Epilog

Da nun die Staffel sieben beendet, ist können wir eine Reflexion vornehmen und auch die “Lessons Learned” daraus ziehen. In diesem Epilog werde ich eine Transformation des GoT-Zeitgeistes auf unsere aktuelle Situation vornehmen.

Der Zeitgeist ist ein sehr abstrakter Begriff, der im Wesentlichen eine zeitliche Unterscheidung von Möglichkeiten gibt. Was noch vor einigen Jahren als unmöglich galt ist heute denk- und machbar. Ausdrücklich geht es nicht nur um Technologie sondern mindestens so sehr um soziale, kulturelle und politische Erscheinungen. So waren  gleichgeschlechtliche Beziehungen noch vor einigen Jahren völlig tabu und heute können diese Paare heiraten. Dies allerdings nur in liberalen Ländern Europas. In den USA schon weniger und in islamistischen Ländern steht immer noch die Todesstrafe darauf.  Die Möglichkeiten des “Zeitgeistes” sind also zeitlich und kulturell gebunden.

Der Zeitgeist durchläuft eine Kurve die ähnlich ist wie die “Gartners Hype Cycle” Linie. Dort  werden technologische Begriffe auf einer Kurve aufgetragen.  Dieser Verlauf mit flachem Anfang, starker Steigung, gefolgt von einem Zusammenbruch hin zu eine neuen Basis ist schlechthin der Prototyp für alle Entwicklungen auf dieser Welt. Kosmische Phänomene genauso wie wirtschaftliche Vorgänge und persönliche Entwicklungen.

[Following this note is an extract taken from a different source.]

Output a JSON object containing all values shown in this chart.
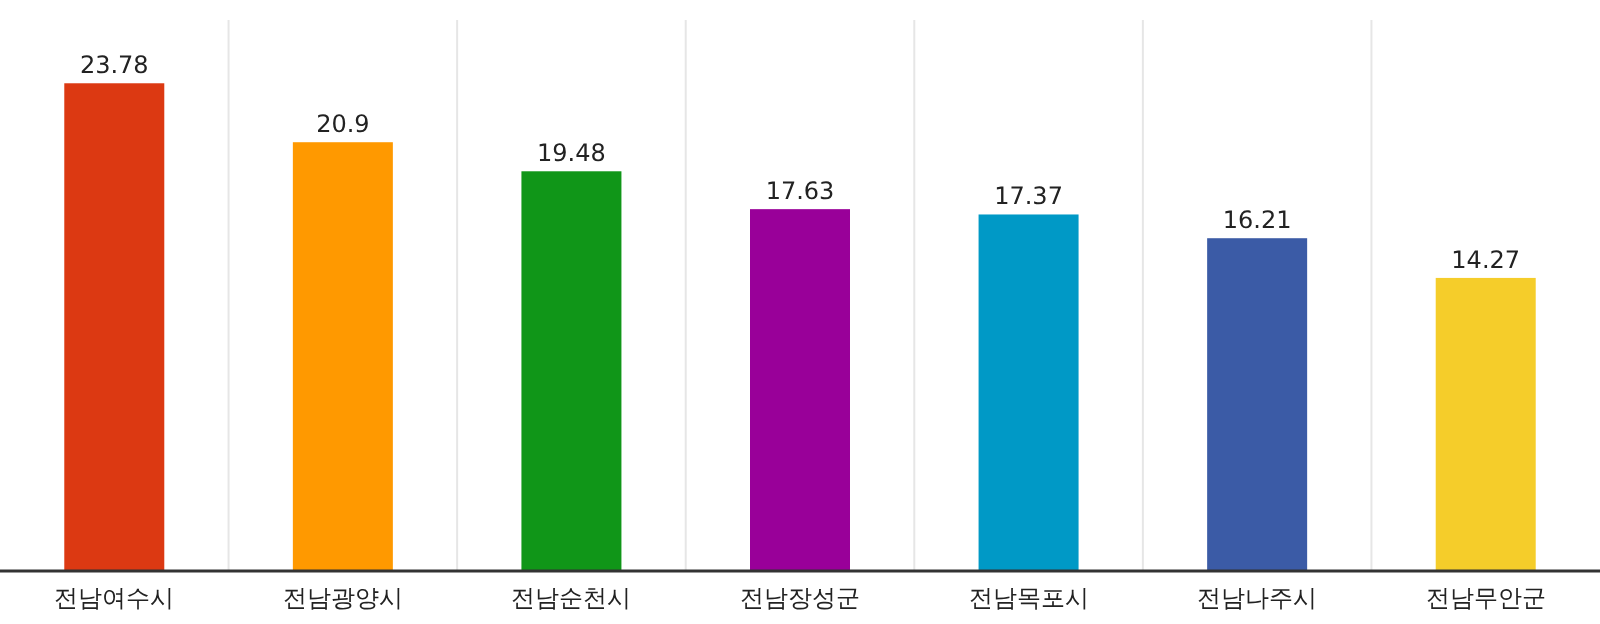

Die Produzenten von GoT haben auch dieses Modell herangezogen weil einerseits damit gut Spannung aufgebaut werden konnte und andererseits es der Anthropologie entspricht, lediglich in einem anderen Zeitgeist. Daher ist die Staffel sieben bestens für Reflexionen bezüglich unserer Gesellschaft geeignet, ohne, dass man stundenlange Vorlesungen besuchen muss.

Game of Thrones 7

Bedrohung: Ist ein allgegenwärtiges Phänomen, selbst in friedlichen Regionen wie in Zentraleuropa haben wir immer Angst, dass etwas Unvorhergesehenes und Bedrohliches auf uns zukommt. Eines der wesentlichen menschlichen Bedürfnisse ist Geborgenheit. In der Staffel sieben hat sich das mittelalterliche Leben halbwegs normalisiert. Zwar sieht man die Gesellschaft sehr wenig, das dürfte aber auch bedeuten, dass die Menschen dort ein eher sorgloses Leben führen konnten. Die Machtspiele, die durchaus für einzelnen Personen bedrohlich waren, spielten sich in der oberen sozialen Gesellschaft, also in den Königshäuern, ab. Eine erste Bedrohung der Königslande entstand durch das Eintreffen von Daenerys mit ihren Drachen und ihrer Armee, den Dothraki und den Unbefleckten. Cersei baut sofort Gegenstrategien auf und sucht Verbündete. Das genau tun wir in unserer kapitalistisch wirtschaftlichen Welt auch. Immer dann wenn Konkurrenten auftauchen, versuchen wir Partner/Seilschaften gegen diesen neuen Player zu finden. Da haben wir viele Möglichkeiten. Wir können unsere angesparten Finanzressourcen verwenden um unterpreisig anzubieten, können auch einige Zeit auf Wartung und Instandhaltung verzichten und damit auch längere Durststrecken überstehen. Sehr unangenehm wird es allerdings dann, wenn zu dieser ersten Bedrohung noch weitere dazu kommen. In GoT müssen die beiden Königinnen Cersei und Daenerys zur Kenntnis nehmen, dass der Nachtkönig die wirkliche Bedrohung ist, die sie nur durch eine gemeinsame Aktion und Koalition überstehen können. Der Nachtkönig verfügt über Ressourcen, die in der Welt der sieben Lande nicht vorgesehen sind. Eigentlich hat er ein „Perpetuum mobile“ – für jeden getöteten Feind erhält er einen Soldaten. Darüber hinaus und das wissen auch beide noch nicht, verfügt er über einen Drachen, der blaues Gas speit. Besonders heute sind wir mit Playern am globalen Markt konfrontiert die völlig andere Geschäftsmodelle und Technologien einsetzen und diese Bedrohung wird durch Digitalisierung, Technologisierung zusätzlich verschärft. Es ist durchaus möglich, dass das derzeitige Finanzsystem durch Kryptowährung zusammenbricht. Weiters ist Künstliche Intelligenz nicht aufzuhalten und das autonome Fahren sowieso nicht. Die wirkliche Bedrohung liegt darin, dass sich eine kleine Gruppe der Menschheit ein KI-System zu Nutze macht, mit dem es gelingt die Weltherrschaft an sich zu reißen.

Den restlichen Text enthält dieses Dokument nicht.